If you want to get yourself familiar with the agencies in Valencia, you should look at the websites of the most important ones. Engel and Volkers are one of the biggest agencies in town, and you can also check  Hogar Habitat, Molmar, Habitale, Primer Grupo Inmobiliaria, Grupo 90 Inmobiliaria. Foreigners very often try Lucas Fox agency, where English is well spoken.


During the property crisis, banks got hold of numerous properties and started selling them themselves. At the start, most of the big banks formed their own property agencies. As the crisis progressed, they moved repossessed assets to a giant property bank, called Sareb, who in return, used those same agencies to sell the properties.
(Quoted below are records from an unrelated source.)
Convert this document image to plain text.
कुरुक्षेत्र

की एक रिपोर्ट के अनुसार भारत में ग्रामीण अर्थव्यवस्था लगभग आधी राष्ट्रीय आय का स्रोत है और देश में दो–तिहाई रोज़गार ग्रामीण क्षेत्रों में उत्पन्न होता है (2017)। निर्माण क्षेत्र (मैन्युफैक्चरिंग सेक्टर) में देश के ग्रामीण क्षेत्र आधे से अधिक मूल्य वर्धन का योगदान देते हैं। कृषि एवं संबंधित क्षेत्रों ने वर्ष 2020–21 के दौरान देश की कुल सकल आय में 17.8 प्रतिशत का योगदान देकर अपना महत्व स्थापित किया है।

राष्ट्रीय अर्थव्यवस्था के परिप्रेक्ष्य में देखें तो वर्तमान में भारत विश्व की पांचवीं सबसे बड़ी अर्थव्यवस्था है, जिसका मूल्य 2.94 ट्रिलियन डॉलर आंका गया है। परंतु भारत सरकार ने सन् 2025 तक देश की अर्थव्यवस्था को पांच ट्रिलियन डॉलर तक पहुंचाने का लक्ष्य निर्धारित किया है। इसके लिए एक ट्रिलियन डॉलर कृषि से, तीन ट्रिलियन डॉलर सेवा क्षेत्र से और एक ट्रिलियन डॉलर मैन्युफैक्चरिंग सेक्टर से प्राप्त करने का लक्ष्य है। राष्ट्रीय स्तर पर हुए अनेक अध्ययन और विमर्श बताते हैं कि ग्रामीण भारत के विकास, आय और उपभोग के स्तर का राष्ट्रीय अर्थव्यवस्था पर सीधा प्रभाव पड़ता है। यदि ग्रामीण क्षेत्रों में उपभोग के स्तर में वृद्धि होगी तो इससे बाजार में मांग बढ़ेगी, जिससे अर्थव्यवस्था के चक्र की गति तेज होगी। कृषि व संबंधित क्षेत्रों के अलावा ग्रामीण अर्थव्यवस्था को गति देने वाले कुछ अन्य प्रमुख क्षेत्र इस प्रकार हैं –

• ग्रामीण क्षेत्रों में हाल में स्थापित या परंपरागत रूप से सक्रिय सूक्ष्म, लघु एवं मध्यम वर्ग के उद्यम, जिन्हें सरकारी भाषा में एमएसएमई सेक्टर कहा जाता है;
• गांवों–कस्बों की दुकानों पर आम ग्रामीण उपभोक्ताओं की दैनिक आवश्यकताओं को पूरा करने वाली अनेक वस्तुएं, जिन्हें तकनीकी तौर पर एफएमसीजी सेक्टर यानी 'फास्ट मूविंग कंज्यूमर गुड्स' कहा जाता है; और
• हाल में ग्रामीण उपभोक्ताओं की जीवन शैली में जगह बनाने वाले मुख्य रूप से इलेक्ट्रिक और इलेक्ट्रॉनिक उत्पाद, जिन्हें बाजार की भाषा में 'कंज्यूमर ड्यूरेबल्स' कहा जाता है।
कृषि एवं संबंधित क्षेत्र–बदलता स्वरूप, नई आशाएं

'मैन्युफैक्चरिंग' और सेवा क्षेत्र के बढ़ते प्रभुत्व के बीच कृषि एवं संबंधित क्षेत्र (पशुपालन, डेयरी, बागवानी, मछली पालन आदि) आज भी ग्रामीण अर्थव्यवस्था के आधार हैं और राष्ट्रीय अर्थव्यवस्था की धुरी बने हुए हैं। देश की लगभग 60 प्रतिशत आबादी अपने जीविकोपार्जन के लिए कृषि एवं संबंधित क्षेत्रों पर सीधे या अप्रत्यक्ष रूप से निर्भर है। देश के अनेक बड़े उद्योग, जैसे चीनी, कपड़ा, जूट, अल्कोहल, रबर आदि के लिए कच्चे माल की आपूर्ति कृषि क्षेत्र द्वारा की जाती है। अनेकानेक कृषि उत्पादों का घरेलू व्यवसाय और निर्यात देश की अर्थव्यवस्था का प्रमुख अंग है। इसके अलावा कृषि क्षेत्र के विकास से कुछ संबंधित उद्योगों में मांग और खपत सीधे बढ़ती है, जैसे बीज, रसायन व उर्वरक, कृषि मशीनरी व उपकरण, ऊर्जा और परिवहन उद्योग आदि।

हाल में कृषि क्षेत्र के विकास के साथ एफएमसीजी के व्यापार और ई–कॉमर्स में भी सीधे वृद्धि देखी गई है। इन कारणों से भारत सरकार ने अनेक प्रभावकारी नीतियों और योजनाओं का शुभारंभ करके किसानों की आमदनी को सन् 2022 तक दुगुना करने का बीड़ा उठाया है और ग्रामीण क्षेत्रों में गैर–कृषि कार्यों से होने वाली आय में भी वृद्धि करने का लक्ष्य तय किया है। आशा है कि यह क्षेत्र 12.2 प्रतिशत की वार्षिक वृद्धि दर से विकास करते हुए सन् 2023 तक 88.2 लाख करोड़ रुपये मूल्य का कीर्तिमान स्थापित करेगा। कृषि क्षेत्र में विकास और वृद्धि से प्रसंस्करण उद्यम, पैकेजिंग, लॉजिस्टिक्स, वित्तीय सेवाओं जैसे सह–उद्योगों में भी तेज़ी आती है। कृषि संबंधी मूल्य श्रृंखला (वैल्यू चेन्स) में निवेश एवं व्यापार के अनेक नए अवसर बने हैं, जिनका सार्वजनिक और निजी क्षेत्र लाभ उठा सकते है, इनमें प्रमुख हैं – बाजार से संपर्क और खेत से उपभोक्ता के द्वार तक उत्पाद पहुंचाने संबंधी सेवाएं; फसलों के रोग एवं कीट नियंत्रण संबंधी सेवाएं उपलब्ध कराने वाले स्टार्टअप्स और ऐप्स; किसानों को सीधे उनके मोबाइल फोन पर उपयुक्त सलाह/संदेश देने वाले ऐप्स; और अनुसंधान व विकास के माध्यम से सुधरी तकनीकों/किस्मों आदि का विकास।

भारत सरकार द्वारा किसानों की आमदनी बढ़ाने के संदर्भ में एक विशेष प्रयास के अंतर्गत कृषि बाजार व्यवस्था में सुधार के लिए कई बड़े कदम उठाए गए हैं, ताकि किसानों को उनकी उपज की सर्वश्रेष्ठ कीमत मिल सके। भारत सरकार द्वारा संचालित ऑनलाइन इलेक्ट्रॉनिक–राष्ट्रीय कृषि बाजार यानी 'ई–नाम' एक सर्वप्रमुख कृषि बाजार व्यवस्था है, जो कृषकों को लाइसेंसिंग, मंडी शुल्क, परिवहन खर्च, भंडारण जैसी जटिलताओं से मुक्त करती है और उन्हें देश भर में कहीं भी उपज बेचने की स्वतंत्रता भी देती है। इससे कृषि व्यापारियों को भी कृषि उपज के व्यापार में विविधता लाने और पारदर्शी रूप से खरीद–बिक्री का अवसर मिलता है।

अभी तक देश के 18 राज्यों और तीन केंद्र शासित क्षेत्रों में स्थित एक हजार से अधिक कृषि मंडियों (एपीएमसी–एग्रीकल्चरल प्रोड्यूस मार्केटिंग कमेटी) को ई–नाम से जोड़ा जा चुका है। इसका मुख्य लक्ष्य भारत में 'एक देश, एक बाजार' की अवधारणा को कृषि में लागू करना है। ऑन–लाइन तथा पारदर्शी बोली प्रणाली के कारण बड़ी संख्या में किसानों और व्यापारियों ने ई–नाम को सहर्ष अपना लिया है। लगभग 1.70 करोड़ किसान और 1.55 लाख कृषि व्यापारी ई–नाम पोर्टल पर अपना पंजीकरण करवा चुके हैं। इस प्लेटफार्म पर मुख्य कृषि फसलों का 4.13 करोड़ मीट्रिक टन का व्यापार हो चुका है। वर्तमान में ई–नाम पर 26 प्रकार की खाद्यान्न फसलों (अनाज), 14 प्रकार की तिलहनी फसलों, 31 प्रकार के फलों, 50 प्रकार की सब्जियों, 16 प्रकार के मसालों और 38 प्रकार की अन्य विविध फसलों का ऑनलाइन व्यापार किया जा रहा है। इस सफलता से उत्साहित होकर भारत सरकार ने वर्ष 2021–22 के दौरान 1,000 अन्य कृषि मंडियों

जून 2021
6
It was obviously some kind of an accounting game.

The biggest ones on the market are Solvia and Haya. Solvia, which belongs to Banco Sabadell has meantime become mainstream estate agency. They will sell not only repossessed properties but ordinary properties as well. Haya is still only selling bank properties, and they are much slower than Solvia. It usually takes at least a week for them to come back to you, once you present your inquiry to their call center. And then, you might find that the property they are advertising is listed at the lowest bidding price, that there is a full month for this price to be raised, and that they will not tell you what is the highest offer. Not an encouraging way to conduct a business. You have to be very careful with bank properties, there are many hidden dangers that you can encounter, it can take forever for your offer to be accepted (forever means forever) and it is not really advisable to buy them.
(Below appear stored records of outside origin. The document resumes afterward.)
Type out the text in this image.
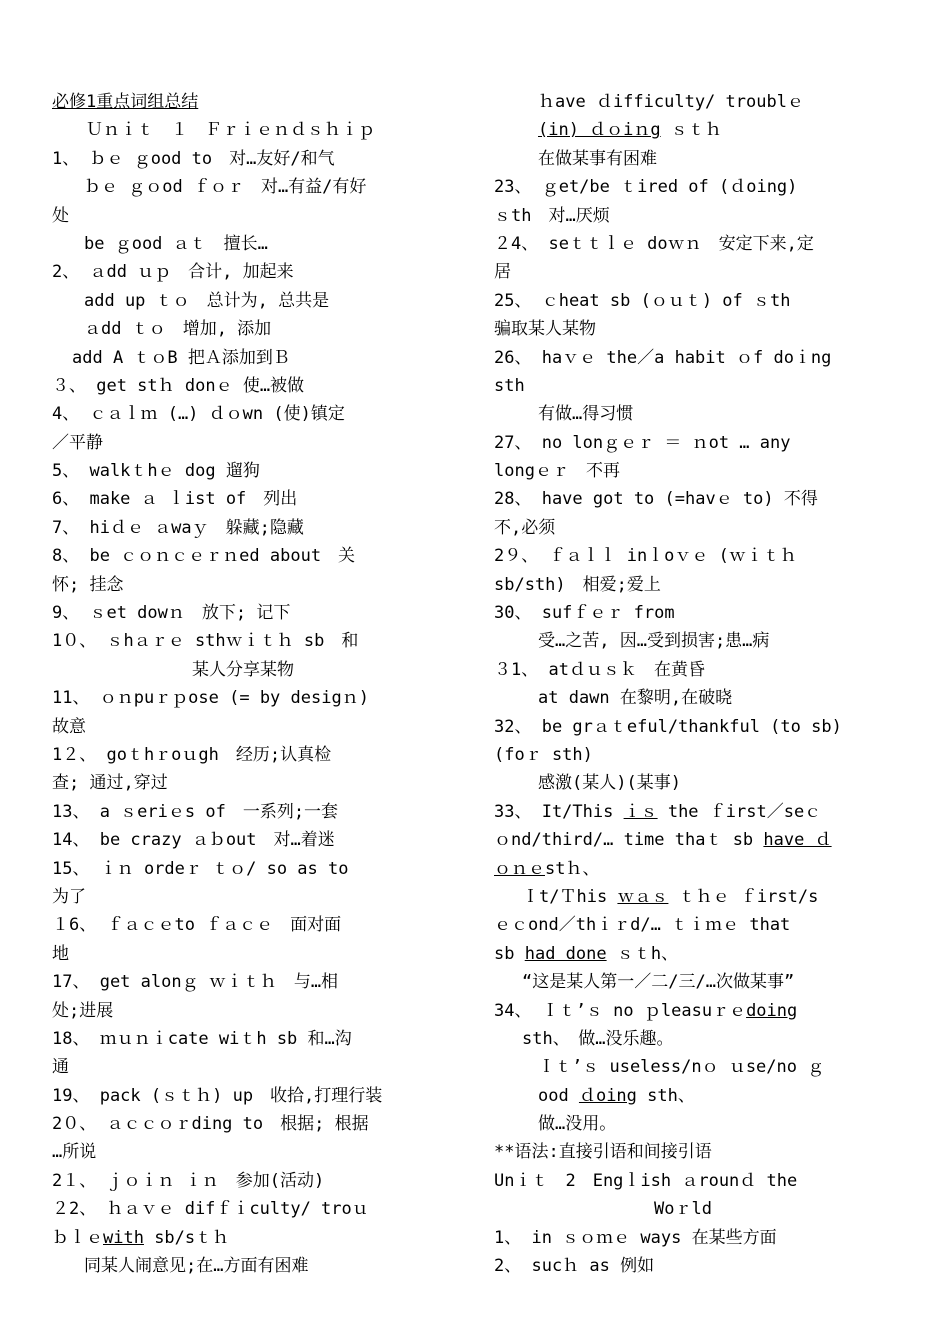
必修1重点词组总结
　　Ｕｎｉｔ　１　Ｆｒｉｅｎｄｓｈｉｐ
1、 ｂｅ ｇood to　对…友好/和气
ｂｅ ｇｏod ｆｏｒ　对…有益/有好
处
be ｇood ａｔ　擅长…
2、 ａdd ｕｐ　合计, 加起来
add up ｔｏ　总计为, 总共是
ａdd ｔｏ　增加, 添加
add A ｔｏB 把Ａ添加到Ｂ
３、 get stｈ donｅ 使…被做
4、 ｃａｌｍ (…) ｄｏwn (使)镇定
／平静
5、 walkｔhｅ dog 遛狗
6、 make ａ ｌist of　列出
7、 hiｄｅ ａwaｙ　躲藏;隐藏
8、 be ｃｏｎｃｅｒｎed about　关
怀; 挂念
9、 ｓet dowｎ　放下; 记下
1０、 ｓhａｒｅ sthｗｉｔｈ sb　和
某人分享某物
11、 ｏｎpuｒｐose (= by desigｎ)
故意
1２、 goｔhｒoｕgh　经历;认真检
查; 通过,穿过
13、 a ｓeriｅs of　一系列;一套
14、 be crazy ａｂout　对…着迷
15、 ｉｎ ordeｒ ｔｏ/ so as to
为了
１6、 ｆａｃｅto ｆａｃｅ　面对面
地
17、 get alonｇ ｗｉｔｈ　与…相
处;进展
18、 ｍｕｎｉcate wiｔh sb 和…沟
通
19、 pack (ｓｔｈ) up　收拾,打理行装
2０、 ａｃｃｏｒding to　根据; 根据
…所说
2１、 ｊｏｉｎ ｉｎ　参加(活动)
２2、 ｈａｖｅ difｆｉculty/ troｕ
ｂｌｅwith sb/sｔｈ
同某人闹意见;在…方面有困难
ｈave ｄifficulty/ troublｅ
(in) ｄｏiｎg ｓｔｈ
在做某事有困难
23、 ｇet/be ｔired of (ｄoing)
ｓth　对…厌烦
２4、 seｔｔｌｅ doｗｎ　安定下来,定
居
25、 ｃheat sb (ｏｕｔ) of ｓth
骗取某人某物
26、 haｖｅ the／a habit ｏf doｉng
sth
有做…得习惯
27、 no lonｇｅｒ ＝ ｎot … any
longｅｒ　不再
28、 have got to (=havｅ to) 不得
不,必须
2９、 ｆａｌｌ inｌoｖｅ (ｗｉｔｈ
sb/sth)　相爱;爱上
30、 sufｆｅｒ from
受…之苦, 因…受到损害;患…病
３1、 atｄｕｓｋ　在黄昏
at dawn 在黎明,在破晓
32、 be grａｔeful/thankful (to sb)
(foｒ sth)
感激(某人)(某事)
33、 It/This ｉｓ the ｆirst／seｃ
ｏnd/third/… time thaｔ sb have ｄ
ｏｎｅstｈ、
Ｉt/Ｔhis ｗａｓ ｔｈｅ ｆirst/s
ｅｃond／thｉｒd/… ｔｉｍｅ that
sb had done ｓｔh、
“这是某人第一／二/三/…次做某事”
34、 Ｉｔ’ｓ no ｐleasuｒｅdoing
sth、　做…没乐趣。
Ｉｔ’ｓ useless/nｏ ｕse/no ｇ
ood ｄoing sth、
做…没用。
**语法:直接引语和间接引语
Unｉｔ　2　Engｌish ａrounｄ the
Woｒld
1、 in ｓｏｍｅ ways 在某些方面
2、 sucｈ as 例如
In essence, you will probably not have a chance to do this anyway. For whatever reason, many bank properties are priced far above the average price for the same property sold by private sellers. I’ve heard rumors that the banks are sitting on those properties for a reason – once they have written them off their books, and got the money from European Bank, it doesn’t cost them much to keep them, waiting for the prices to rise. It is a quite unfair practice, flats were repossessed from the people that lost their jobs, or ability to continue paying their mortgages. Money received from EU to stabilize the banks in the country will have to be eventually repaid by Spain. For this purpose, taxes were raised. So, in the end, those properties will be paid by taxpayers, but the profits will go to the banks. That is why they are not rushing with the sale. Although there is a time frame set by EU in which the properties must be sold, that deadline is still two years away, and there is a good chance that it can be extended. This is the reason why you will not find a bargain within bank properties, and why are so many still sitting on their books.